Once in a while though, one stumbles on a treasure. I found one such this morning; the outward appearance was fairly typical - small, with an eclectic jumble of eye-catching trinkets in the window together with some locally produced work – but although cramped, the layout wasn’t crowded and the face behind the counter looked friendly and welcoming. A century ago, all of the shops in this narrow street would have been houses, and even as a house the rooms would have been small; as a shop, they were minute, several, and on multiple levels (probably as a result of internally linking two neighbouring houses); the archetypal Aladdin’s cave experience. Through the first room, through the second, down a step, past the narrow stairs, and up another step lay the furthermost room, and in the farthest corner of that farthest cave I spied something that caught my eye.

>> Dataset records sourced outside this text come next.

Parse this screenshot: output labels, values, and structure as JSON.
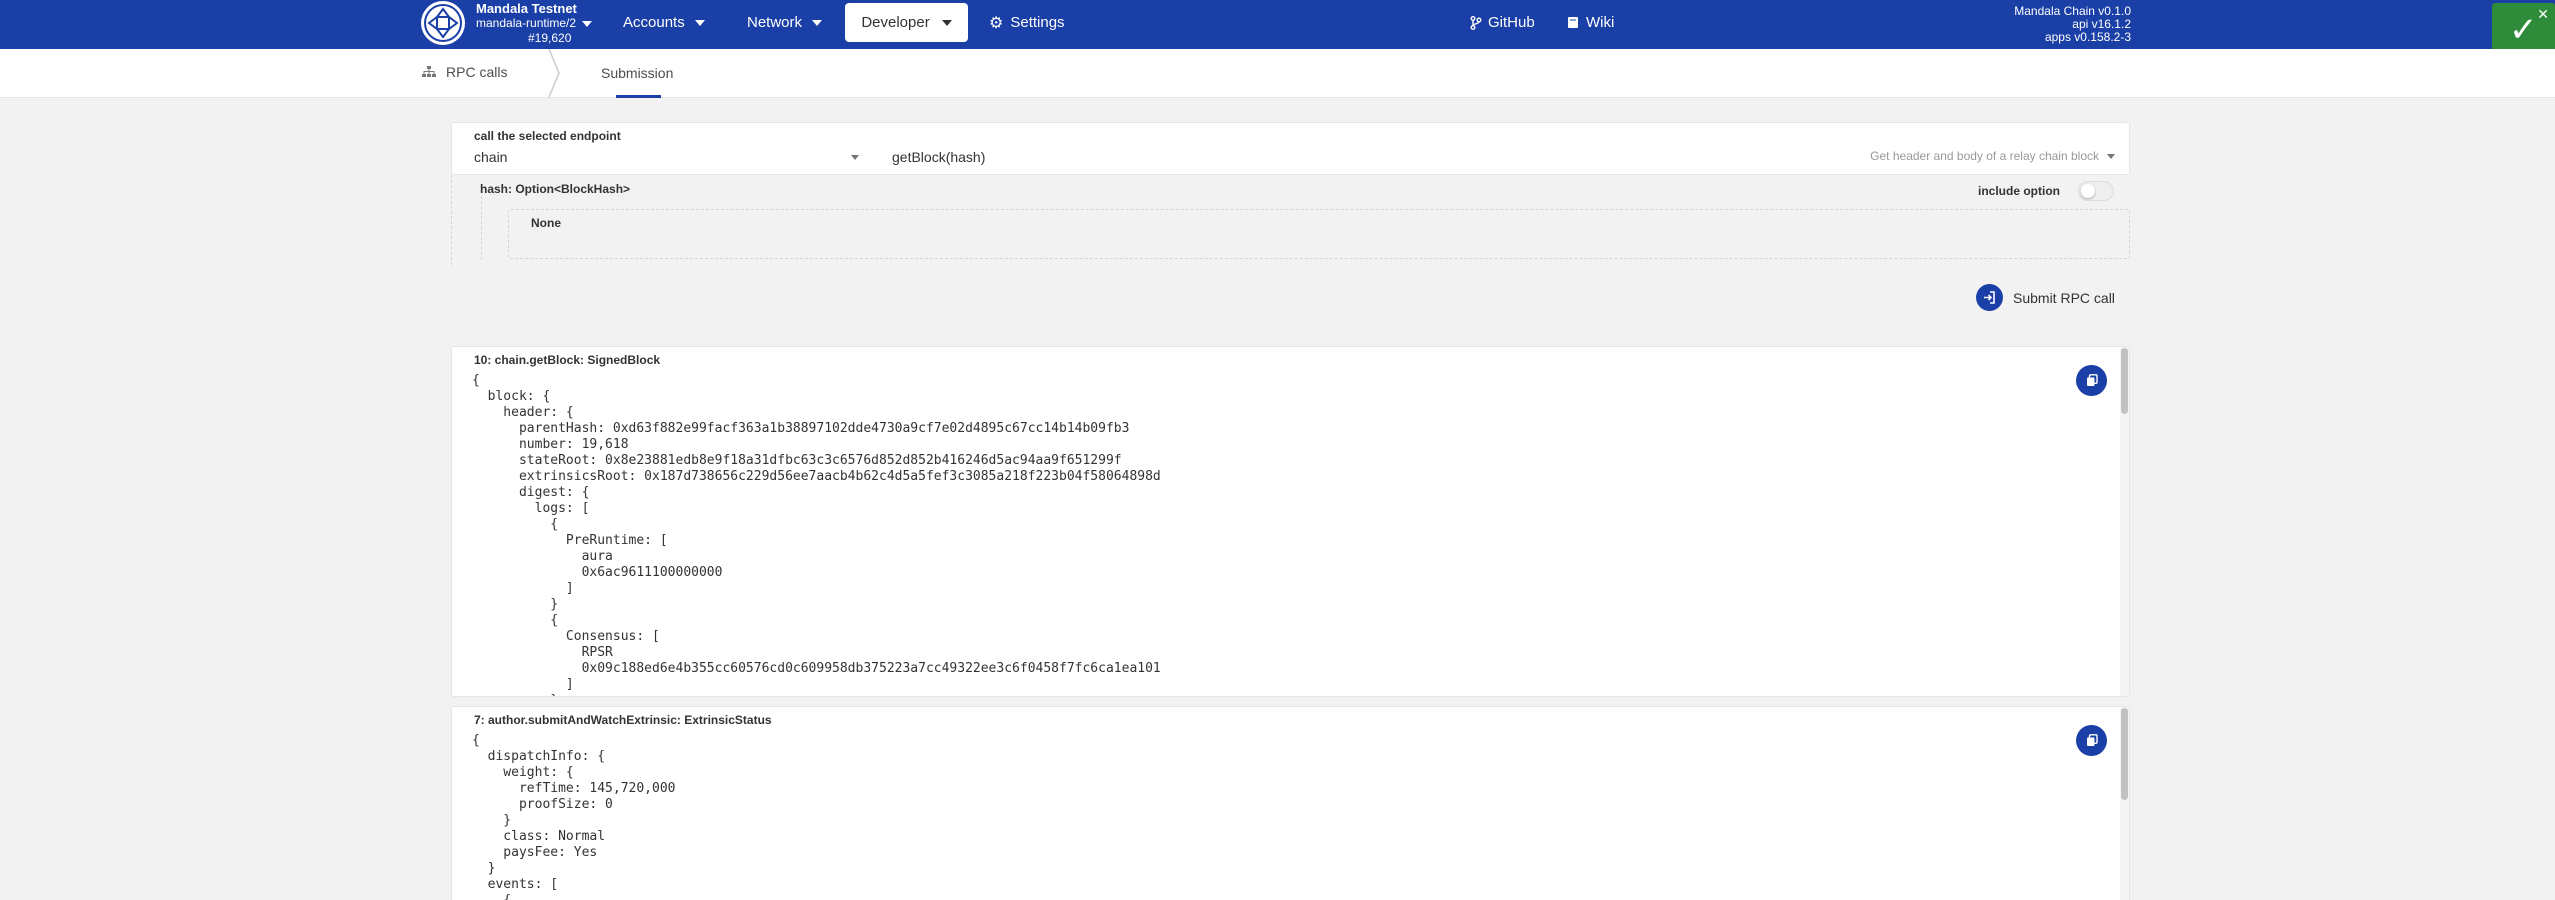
{
  "header": {
    "chain_name": "Mandala Testnet",
    "runtime": "mandala-runtime/2",
    "block_number": "#19,620",
    "nav": {
      "accounts": "Accounts",
      "network": "Network",
      "developer": "Developer",
      "settings": "Settings",
      "github": "GitHub",
      "wiki": "Wiki"
    },
    "versions": {
      "node": "Mandala Chain v0.1.0",
      "api": "api v16.1.2",
      "apps": "apps v0.158.2-3"
    },
    "brand_color": "#1a3fa6"
  },
  "tabs": {
    "rpc_calls": "RPC calls",
    "submission": "Submission"
  },
  "endpoint": {
    "label": "call the selected endpoint",
    "section": "chain",
    "method": "getBlock(hash)",
    "description": "Get header and body of a relay chain block"
  },
  "param": {
    "label": "hash: Option<BlockHash>",
    "include_option_label": "include option",
    "include_option_enabled": false,
    "value": "None"
  },
  "submit_label": "Submit RPC call",
  "outputs": [
    {
      "title": "10: chain.getBlock: SignedBlock",
      "lines": [
        "{",
        "  block: {",
        "    header: {",
        "      parentHash: 0xd63f882e99facf363a1b38897102dde4730a9cf7e02d4895c67cc14b14b09fb3",
        "      number: 19,618",
        "      stateRoot: 0x8e23881edb8e9f18a31dfbc63c3c6576d852d852b416246d5ac94aa9f651299f",
        "      extrinsicsRoot: 0x187d738656c229d56ee7aacb4b62c4d5a5fef3c3085a218f223b04f58064898d",
        "      digest: {",
        "        logs: [",
        "          {",
        "            PreRuntime: [",
        "              aura",
        "              0x6ac9611100000000",
        "            ]",
        "          }",
        "          {",
        "            Consensus: [",
        "              RPSR",
        "              0x09c188ed6e4b355cc60576cd0c609958db375223a7cc49322ee3c6f0458f7fc6ca1ea101",
        "            ]",
        "          }"
      ]
    },
    {
      "title": "7: author.submitAndWatchExtrinsic: ExtrinsicStatus",
      "lines": [
        "{",
        "  dispatchInfo: {",
        "    weight: {",
        "      refTime: 145,720,000",
        "      proofSize: 0",
        "    }",
        "    class: Normal",
        "    paysFee: Yes",
        "  }",
        "  events: [",
        "    {"
      ]
    }
  ]
}
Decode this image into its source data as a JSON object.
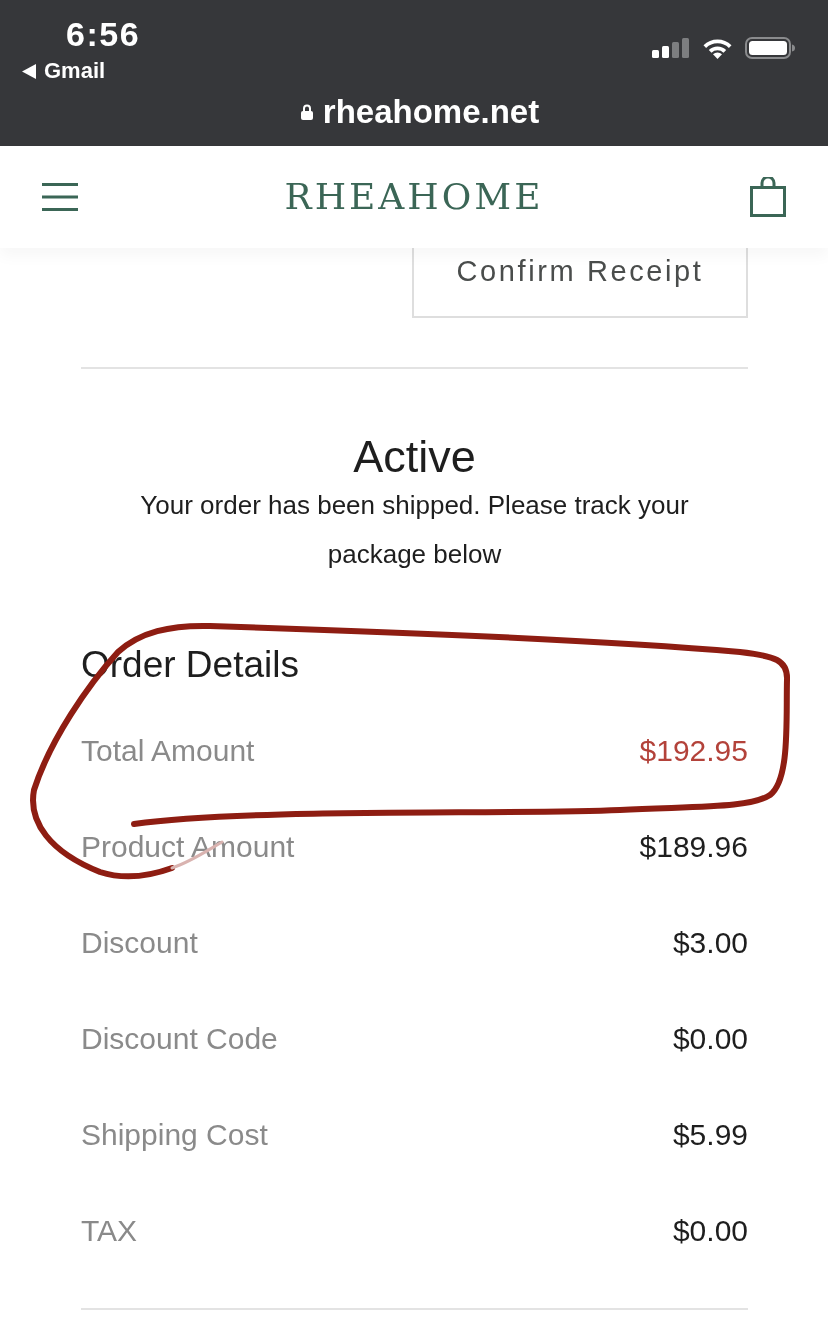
{
  "status_bar": {
    "time": "6:56",
    "back_label": "Gmail",
    "url": "rheahome.net"
  },
  "header": {
    "logo": "RHEAHOME"
  },
  "confirm_button": {
    "label": "Confirm Receipt"
  },
  "order_status": {
    "title": "Active",
    "message": "Your order has been shipped. Please track your package below"
  },
  "order_details": {
    "title": "Order Details",
    "rows": [
      {
        "label": "Total Amount",
        "value": "$192.95",
        "highlighted": true
      },
      {
        "label": "Product Amount",
        "value": "$189.96",
        "highlighted": false
      },
      {
        "label": "Discount",
        "value": "$3.00",
        "highlighted": false
      },
      {
        "label": "Discount Code",
        "value": "$0.00",
        "highlighted": false
      },
      {
        "label": "Shipping Cost",
        "value": "$5.99",
        "highlighted": false
      },
      {
        "label": "TAX",
        "value": "$0.00",
        "highlighted": false
      }
    ]
  }
}
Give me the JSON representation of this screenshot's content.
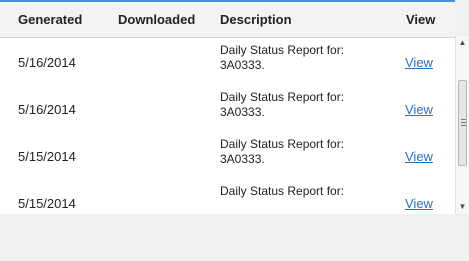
{
  "table": {
    "headers": {
      "generated": "Generated",
      "downloaded": "Downloaded",
      "description": "Description",
      "view": "View"
    },
    "rows": [
      {
        "generated": "5/16/2014",
        "downloaded": "",
        "description_line1": "Daily Status Report for:",
        "description_line2": "3A0333.",
        "view": "View"
      },
      {
        "generated": "5/16/2014",
        "downloaded": "",
        "description_line1": "Daily Status Report for:",
        "description_line2": "3A0333.",
        "view": "View"
      },
      {
        "generated": "5/15/2014",
        "downloaded": "",
        "description_line1": "Daily Status Report for:",
        "description_line2": "3A0333.",
        "view": "View"
      },
      {
        "generated": "5/15/2014",
        "downloaded": "",
        "description_line1": "Daily Status Report for:",
        "description_line2": "",
        "view": "View"
      }
    ]
  },
  "scrollbar": {
    "up_icon": "arrow-up-icon",
    "down_icon": "arrow-down-icon"
  },
  "colors": {
    "link": "#2a6ebb",
    "accent_border": "#4a90d9"
  }
}
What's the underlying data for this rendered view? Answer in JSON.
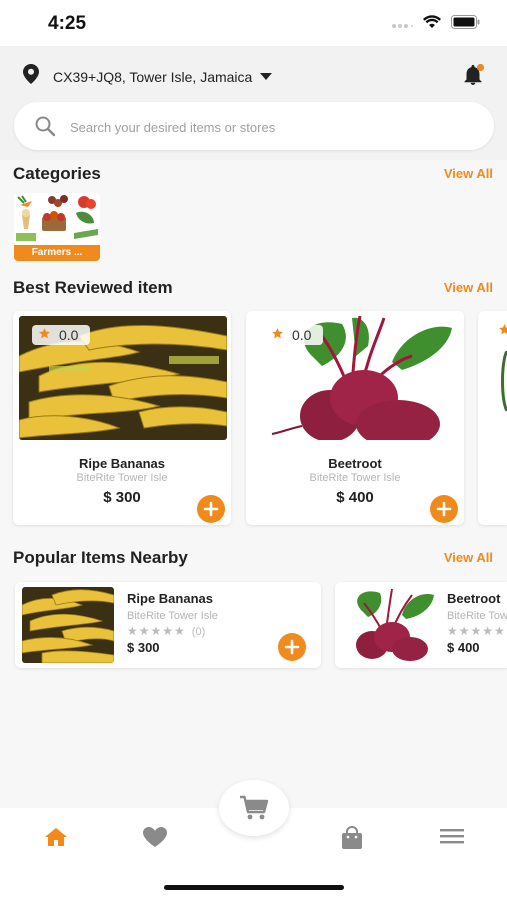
{
  "status": {
    "time": "4:25"
  },
  "header": {
    "location": "CX39+JQ8, Tower Isle, Jamaica"
  },
  "search": {
    "placeholder": "Search your desired items or stores"
  },
  "categories": {
    "title": "Categories",
    "view_all": "View All",
    "items": [
      {
        "label": "Farmers ..."
      }
    ]
  },
  "best_reviewed": {
    "title": "Best Reviewed item",
    "view_all": "View All",
    "items": [
      {
        "name": "Ripe Bananas",
        "store": "BiteRite Tower Isle",
        "price": "$ 300",
        "rating": "0.0"
      },
      {
        "name": "Beetroot",
        "store": "BiteRite Tower Isle",
        "price": "$ 400",
        "rating": "0.0"
      }
    ]
  },
  "popular": {
    "title": "Popular Items Nearby",
    "view_all": "View All",
    "items": [
      {
        "name": "Ripe Bananas",
        "store": "BiteRite Tower Isle",
        "rating_count": "(0)",
        "price": "$ 300"
      },
      {
        "name": "Beetroot",
        "store": "BiteRite Tower Isle",
        "price": "$ 400"
      }
    ]
  },
  "theme": {
    "accent": "#f08a1d",
    "nav_active": "#f08a1d",
    "nav_inactive": "#8a8a8a"
  },
  "icons": [
    "location-pin-icon",
    "caret-down-icon",
    "bell-icon",
    "search-icon",
    "star-icon",
    "plus-icon",
    "home-icon",
    "heart-icon",
    "cart-icon",
    "bag-icon",
    "menu-icon"
  ]
}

I couldn’t tell quite what it was at first; a rough, unfinished-looking sculpted shape, rather like a pile of curled up oak leaves gathered and glued together in a wild, almost savage shape. The head – or what I took to be a head - suggested wolfishness, although at first the form wasn’t obvious. At one level, what I saw in front of me was a wire frame to which had been applied thumbnail-sized dobs of clay, roughly formed, and minimalist colour applied. Once you looked past that apparently crude appearance, it was undeniably wolf-shaped, but equally undeniably it was a long way from a true physical likeness of a wolf; almost as far as you could get from such a likeness without losing it altogether.

Yet the more I looked, the more wolf it became. Not as a physical likeness, but almost a spiritual one. In her sculpture, the sculptress had presented pure essence of wolf – savage, powerful, cunning, single-minded. Just as fur is only the outer covering of the animal, so the clay’s irregular surface was just the outer appearance; somehow, the bone and muscle and sinew and spirit were there too, underneath.

The sculpture was hollow; a wire frame covered on top and side with clay but open beneath. Like trying to catch an invisible sprite by throwing paint over it, it was as though she’d caught the wolf’s spirit by moulding clay around it; primitive wolfishness made incarnate. She’d seen beyond fur and muscle and bone into the very soul of the wolf and given it form, bringing it into our world of sight and shape and touch.

If art can ever be said to have a purpose, perhaps this is it: the artist experiences something a little beyond the reach of our usual senses and finds a way to bring it into our awareness. And in that moment, our awareness expands.